Fred Buonocore: Okay, thank you.

Operator: Carl Wiseman, Early Bird Capital.

Carl Wiseman: Congratulations, gentlemen, on this nice acquisition. Regarding the Maumee, it looks like it's not only your smallest vessel, but it looks very nimble. Are there trade routes that are exclusive to it?

Laurence Levy: Scott?

Scott Bravener: No, Carl; we have sufficient other forward boom vessels within our fleet of that size that we can replace the trade that that vessel did. That vessel was also our highest operating cost and had our highest labor cost, the highest crew complement, in our fleet; and the highest maintenance cost due to its age and condition from when we purchased the vessel from the previous owner.

So, we think by deferring that at this time and further evaluating it, this acquisition allowed us to do that and allowed us to save on a very substantial capital investment in a vessel that wasn't really providing us with a good return for that investment.

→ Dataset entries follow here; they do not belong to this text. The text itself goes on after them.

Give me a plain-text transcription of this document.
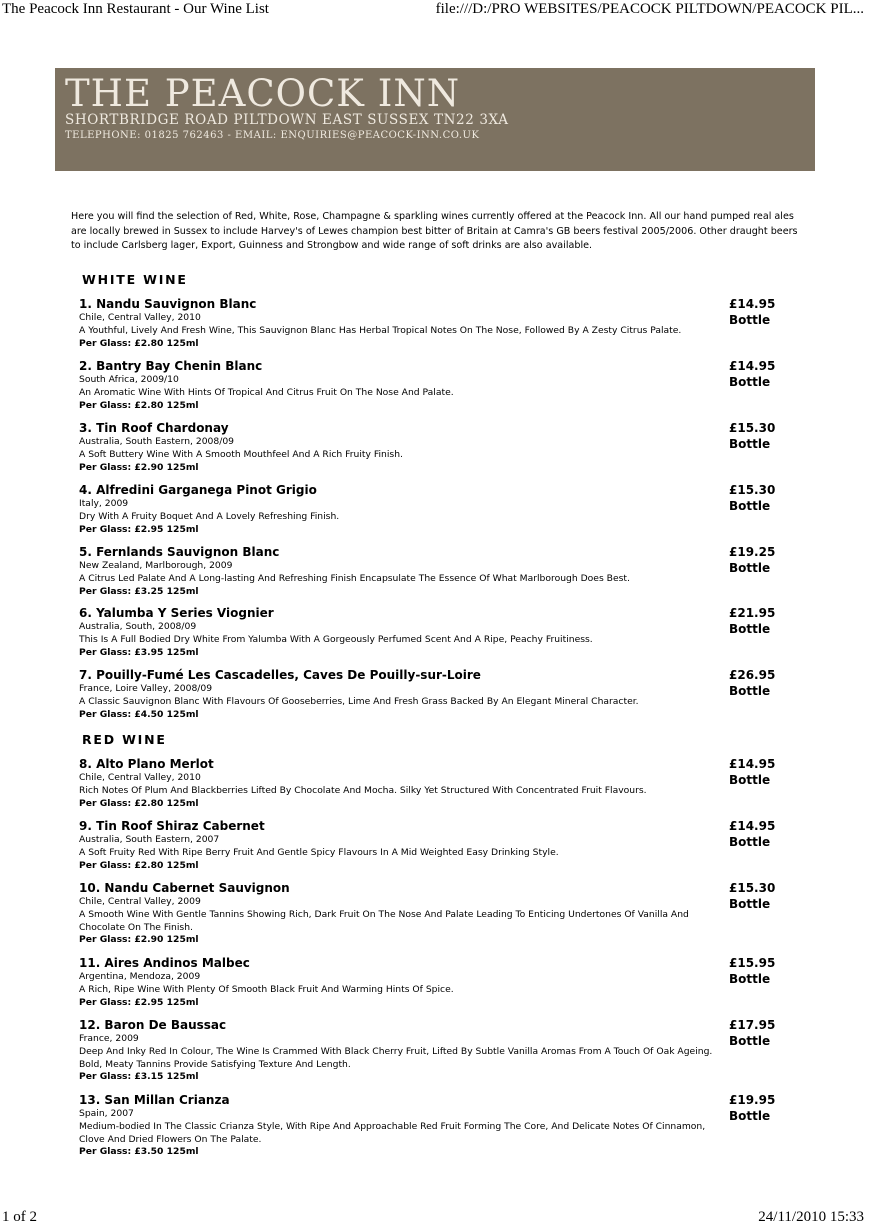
The Peacock Inn Restaurant - Our Wine List	file:///D:/PRO WEBSITES/PEACOCK PILTDOWN/PEACOCK PIL...
THE PEACOCK INN
SHORTBRIDGE ROAD PILTDOWN EAST SUSSEX TN22 3XA
TELEPHONE: 01825 762463 - EMAIL: ENQUIRIES@PEACOCK-INN.CO.UK
Here you will find the selection of Red, White, Rose, Champagne & sparkling wines currently offered at the Peacock Inn. All our hand pumped real ales are locally brewed in Sussex to include Harvey's of Lewes champion best bitter of Britain at Camra's GB beers festival 2005/2006. Other draught beers to include Carlsberg lager, Export, Guinness and Strongbow and wide range of soft drinks are also available.
WHITE WINE
1. Nandu Sauvignon Blanc
Chile, Central Valley, 2010
A Youthful, Lively And Fresh Wine, This Sauvignon Blanc Has Herbal Tropical Notes On The Nose, Followed By A Zesty Citrus Palate.
Per Glass: £2.80 125ml
£14.95
Bottle
2. Bantry Bay Chenin Blanc
South Africa, 2009/10
An Aromatic Wine With Hints Of Tropical And Citrus Fruit On The Nose And Palate.
Per Glass: £2.80 125ml
£14.95
Bottle
3. Tin Roof Chardonay
Australia, South Eastern, 2008/09
A Soft Buttery Wine With A Smooth Mouthfeel And A Rich Fruity Finish.
Per Glass: £2.90 125ml
£15.30
Bottle
4. Alfredini Garganega Pinot Grigio
Italy, 2009
Dry With A Fruity Boquet And A Lovely Refreshing Finish.
Per Glass: £2.95 125ml
£15.30
Bottle
5. Fernlands Sauvignon Blanc
New Zealand, Marlborough, 2009
A Citrus Led Palate And A Long-lasting And Refreshing Finish Encapsulate The Essence Of What Marlborough Does Best.
Per Glass: £3.25 125ml
£19.25
Bottle
6. Yalumba Y Series Viognier
Australia, South, 2008/09
This Is A Full Bodied Dry White From Yalumba With A Gorgeously Perfumed Scent And A Ripe, Peachy Fruitiness.
Per Glass: £3.95 125ml
£21.95
Bottle
7. Pouilly-Fumé Les Cascadelles, Caves De Pouilly-sur-Loire
France, Loire Valley, 2008/09
A Classic Sauvignon Blanc With Flavours Of Gooseberries, Lime And Fresh Grass Backed By An Elegant Mineral Character.
Per Glass: £4.50 125ml
£26.95
Bottle
RED WINE
8. Alto Plano Merlot
Chile, Central Valley, 2010
Rich Notes Of Plum And Blackberries Lifted By Chocolate And Mocha. Silky Yet Structured With Concentrated Fruit Flavours.
Per Glass: £2.80 125ml
£14.95
Bottle
9. Tin Roof Shiraz Cabernet
Australia, South Eastern, 2007
A Soft Fruity Red With Ripe Berry Fruit And Gentle Spicy Flavours In A Mid Weighted Easy Drinking Style.
Per Glass: £2.80 125ml
£14.95
Bottle
10. Nandu Cabernet Sauvignon
Chile, Central Valley, 2009
A Smooth Wine With Gentle Tannins Showing Rich, Dark Fruit On The Nose And Palate Leading To Enticing Undertones Of Vanilla And Chocolate On The Finish.
Per Glass: £2.90 125ml
£15.30
Bottle
11. Aires Andinos Malbec
Argentina, Mendoza, 2009
A Rich, Ripe Wine With Plenty Of Smooth Black Fruit And Warming Hints Of Spice.
Per Glass: £2.95 125ml
£15.95
Bottle
12. Baron De Baussac
France, 2009
Deep And Inky Red In Colour, The Wine Is Crammed With Black Cherry Fruit, Lifted By Subtle Vanilla Aromas From A Touch Of Oak Ageing. Bold, Meaty Tannins Provide Satisfying Texture And Length.
Per Glass: £3.15 125ml
£17.95
Bottle
13. San Millan Crianza
Spain, 2007
Medium-bodied In The Classic Crianza Style, With Ripe And Approachable Red Fruit Forming The Core, And Delicate Notes Of Cinnamon, Clove And Dried Flowers On The Palate.
Per Glass: £3.50 125ml
£19.95
Bottle
1 of 2	24/11/2010 15:33
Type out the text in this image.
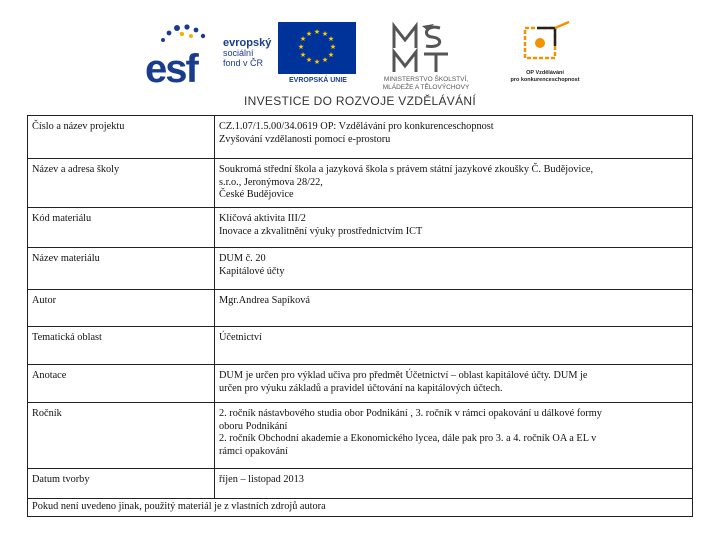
esf
evropský
sociální
fond v ČR
★ ★
★
★
★
★
★
★
★
★
★
★
EVROPSKÁ UNIE	MINISTERSTVO ŠKOLSTVÍ,
MLÁDEŽE A TĚLOVÝCHOVY
OP Vzdělávání
pro konkurenceschopnost
INVESTICE DO ROZVOJE VZDĚLÁVÁNÍ
Číslo a název projektu	CZ.1.07/1.5.00/34.0619 OP: Vzdělávání pro konkurenceschopnost
Zvyšování vzdělanosti pomocí e-prostoru

Název a adresa školy	Soukromá střední škola a jazyková škola s právem státní jazykové zkoušky Č. Budějovice,
s.r.o., Jeronýmova 28/22,
České Budějovice

Kód materiálu	Klíčová aktivita III/2
Inovace a zkvalitnění výuky prostřednictvím ICT

Název materiálu	DUM č. 20
Kapitálové účty

Autor	Mgr.Andrea Sapíková

Tematická oblast	Účetnictví

Anotace	DUM je určen pro výklad učiva pro předmět Účetnictví – oblast kapitálové účty. DUM je
určen pro výuku základů a pravidel účtování na kapitálových účtech.

Ročník	2. ročník nástavbového studia obor Podnikání , 3. ročník v rámci opakování u dálkové formy
oboru Podnikání
2. ročník Obchodní akademie a Ekonomického lycea, dále pak pro 3. a 4. ročník OA a EL v
rámci opakování

Datum tvorby	říjen – listopad 2013

Pokud není uvedeno jinak, použitý materiál je z vlastních zdrojů autora	
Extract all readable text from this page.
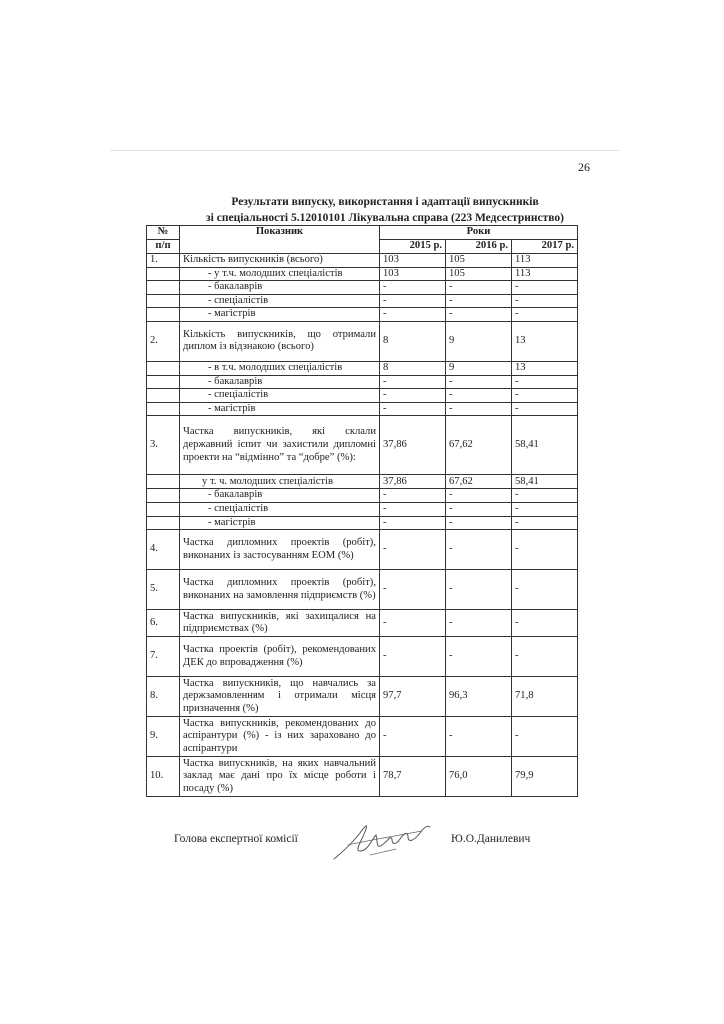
26
Результати випуску, використання і адаптації випускників
зі спеціальності 5.12010101 Лікувальна справа (223 Медсестринство)
№	Показник	Роки		
п/п		2015 р.	2016 р.	2017 р.
1.	Кількість випускників (всього)	103	105	113
	- у т.ч. молодших спеціалістів	103	105	113
	- бакалаврів	-	-	-
	- спеціалістів	-	-	-
	- магістрів	-	-	-
2.	Кількість випускників, що отримали диплом із відзнакою (всього)	8	9	13
	- в т.ч. молодших спеціалістів	8	9	13
	- бакалаврів	-	-	-
	- спеціалістів	-	-	-
	- магістрів	-	-	-
3.	Частка випускників, які склали державний іспит чи захистили дипломні проекти на “відмінно” та “добре” (%):	37,86	67,62	58,41
	у т. ч. молодших спеціалістів	37,86	67,62	58,41
	- бакалаврів	-	-	-
	- спеціалістів	-	-	-
	- магістрів	-	-	-
4.	Частка дипломних проектів (робіт), виконаних із застосуванням ЕОМ (%)	-	-	-
5.	Частка дипломних проектів (робіт), виконаних на замовлення підприємств (%)	-	-	-
6.	Частка випускників, які захищалися на підприємствах (%)	-	-	-
7.	Частка проектів (робіт), рекомендованих ДЕК до впровадження (%)	-	-	-
8.	Частка випускників, що навчались за держзамовленням і отримали місця призначення (%)	97,7	96,3	71,8
9.	Частка випускників, рекомендованих до аспірантури (%) - із них зараховано до аспірантури	-	-	-
10.	Частка випускників, на яких навчальний заклад має дані про їх місце роботи і посаду (%)	78,7	76,0	79,9
Голова експертної комісії	Ю.О.Данилевич
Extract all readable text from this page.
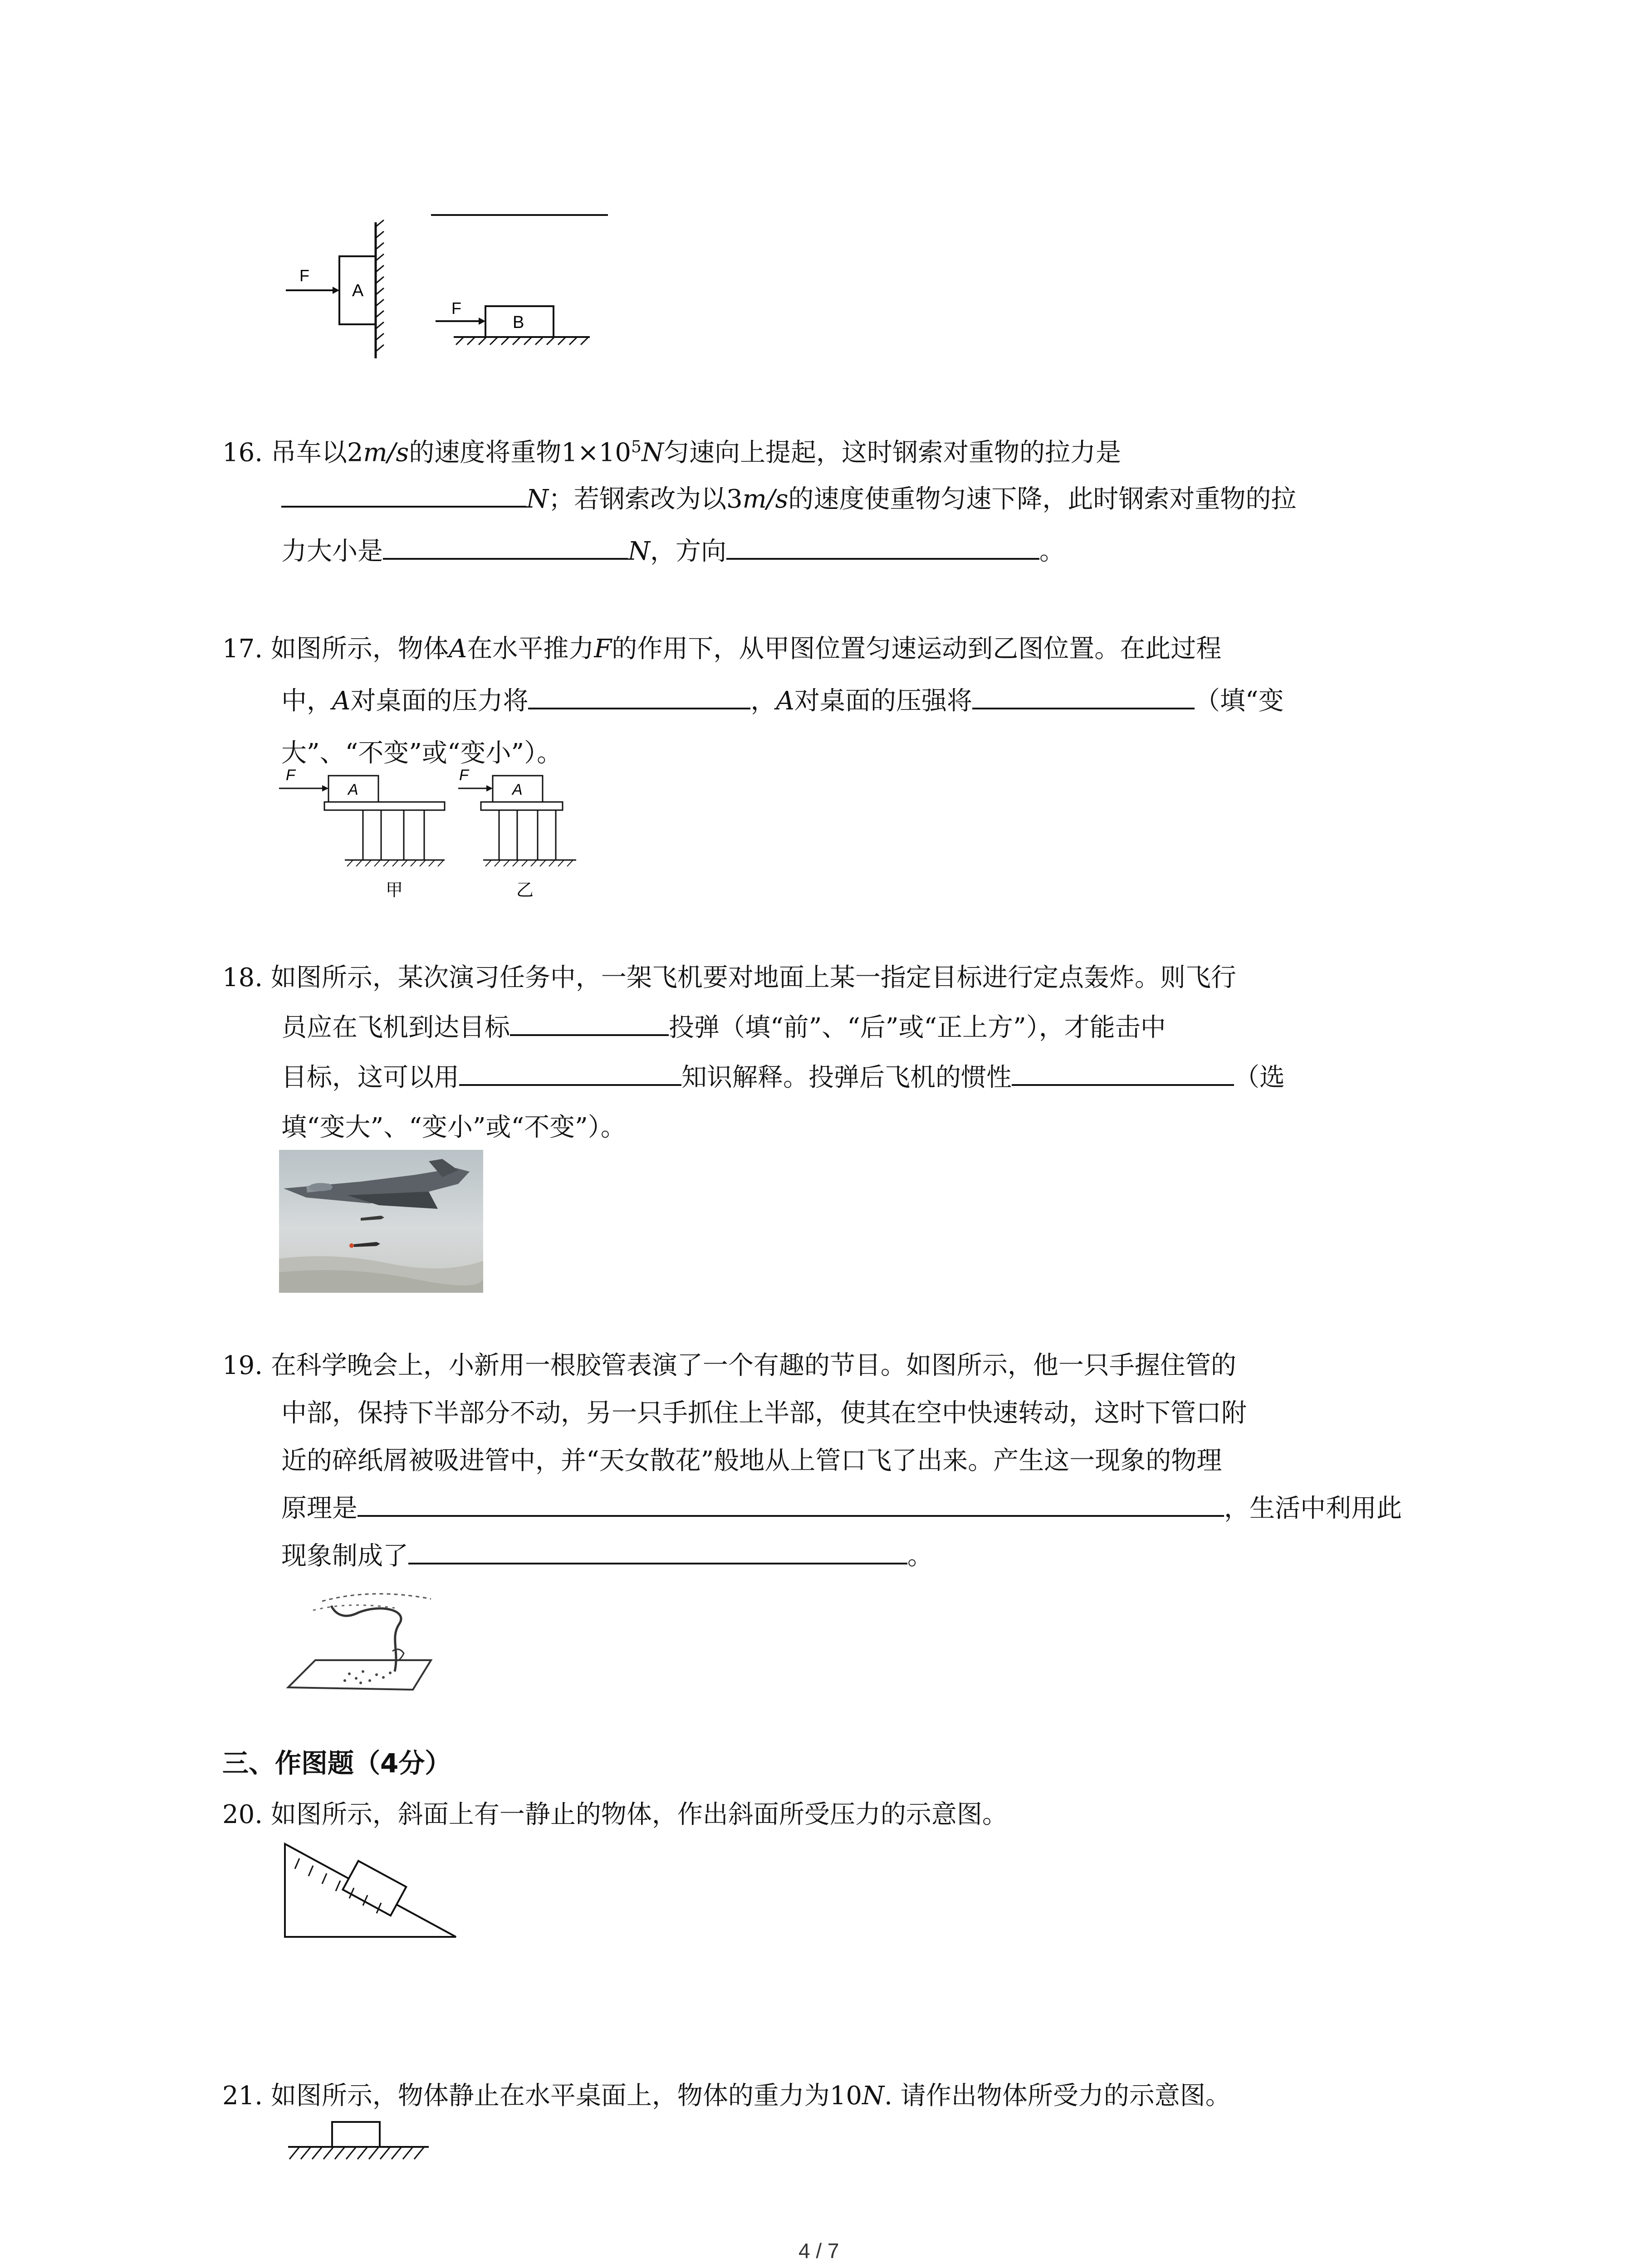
F
A
F
B
16. 吊车以2m/s的速度将重物$1\times 10^5N$匀速向上提起，这时钢索对重物的拉力是
N；若钢索改为以3m/s的速度使重物匀速下降，此时钢索对重物的拉
力大小是	N，方向	。
17. 如图所示，物体A在水平推力F的作用下，从甲图位置匀速运动到乙图位置。在此过程
中，A对桌面的压力将	，A对桌面的压强将	（填“变
大”、“不变”或“变小”）。
F
A
甲
F
A
乙
18. 如图所示，某次演习任务中，一架飞机要对地面上某一指定目标进行定点轰炸。则飞行
员应在飞机到达目标	投弹（填“前”、“后”或“正上方”），才能击中
目标，这可以用	知识解释。投弹后飞机的惯性	（选
填“变大”、“变小”或“不变”）。
19. 在科学晚会上，小新用一根胶管表演了一个有趣的节目。如图所示，他一只手握住管的
中部，保持下半部分不动，另一只手抓住上半部，使其在空中快速转动，这时下管口附
近的碎纸屑被吸进管中，并“天女散花”般地从上管口飞了出来。产生这一现象的物理
原理是	，生活中利用此
现象制成了	。
三、作图题（4分）
20. 如图所示，斜面上有一静止的物体，作出斜面所受压力的示意图。
21. 如图所示，物体静止在水平桌面上，物体的重力为10N. 请作出物体所受力的示意图。
4 / 7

Carl Wiseman: So are the manning requirements the same on the Maumee as the Kuber barges?
 
 
 

 
 
Scott Bravener: No; actually -- about 7 -- a complement of 7 less on the barges and they're much larger carrying capacities.

Carl Wiseman: So it's almost twice the capacity and 7 less?

Scott Bravener: That's correct.

Carl Wiseman: So assume that that goes to the scrap yard at some point in the near future?

Scott Bravener: Well, we don't want to make that assumption at this point. We continue to evaluate it, but we do not plan on operating that vessel this season.

Carl Wiseman: Thank you so much.

Operator: George Melas, MKH Management.

George Melas: Congratulations on the acquisitions. They look wonderful. I think this year; there were several ships of your competitors that did not set sail. What do you expect in the coming sailing season?

Laurence Levy: In regards to those specific vessels, George?

George Melas: Right. And so the overall competition and you know --

Ed Levy: George, we're not privy, necessarily, to what our competitors are doing. And so I think we would prefer to withhold judgment in terms of what they're going to do and whether they're going to sail their vessels or not.

It is the case in Canada that our competitors have scrapped vessels within the River Class market. That has occurred as we had previously indicated to our shareholders that it would occur. It has now occurred, and so the available capacity in the Canadian market within the River Class market has shrunk relative to prior years.

Laurence Levy: George, I would highlight that as we've indicated in our presentations, we continue to believe that our operating cost structure is lower than that of our competitors. And, obviously that gives us a strategic advantage and you're seeing that play out in the marketplace.

George Melas: Okay. Let me ask that question slightly differently. Given that you're pretty much fully booked for the sailing season, if their ships -- let's take American steamships, if they do sail or not, how much of a difference does that make to your results?

Laurence Levy: We don't believe it will impact us one way or another. Our business, as you highlighted, is fully committed for this coming year. We have very good visibility. Quite frankly irrelevant of what our competitors do at this point.
 
 
 

 
 
Ed Levy: I think it's a difference, George, it goes back to this notion that all of our business is contractual versus spot. And so to the extent that incremental capacity comes on in the market, it doesn't change the contractual nature of our customer relations.

George Melas: Okay.

Scott Bravener: Just to add to that, George, the vessels that haven't been sailing are largely tied to the steel industry. As you are aware, we do not have a lot of exposure to the steel industry. But with a fairly robust uptick in that industry, if they were to sail, we expect that that's where they will be dedicated to.

George Melas: Okay, thank you.

Operator: At this time we have no further questions.

Laurence Levy: Okay. Well, we thank you all for participating on today's call about Rand. We're very pleased about this growth in our Company, and we look forward to keeping you apprised as Rand continues to build and grow for the benefit of all our employees, customers and shareholders. Thank you all.

Operator: Thank you. This concludes today's conference call. You may now disconnect.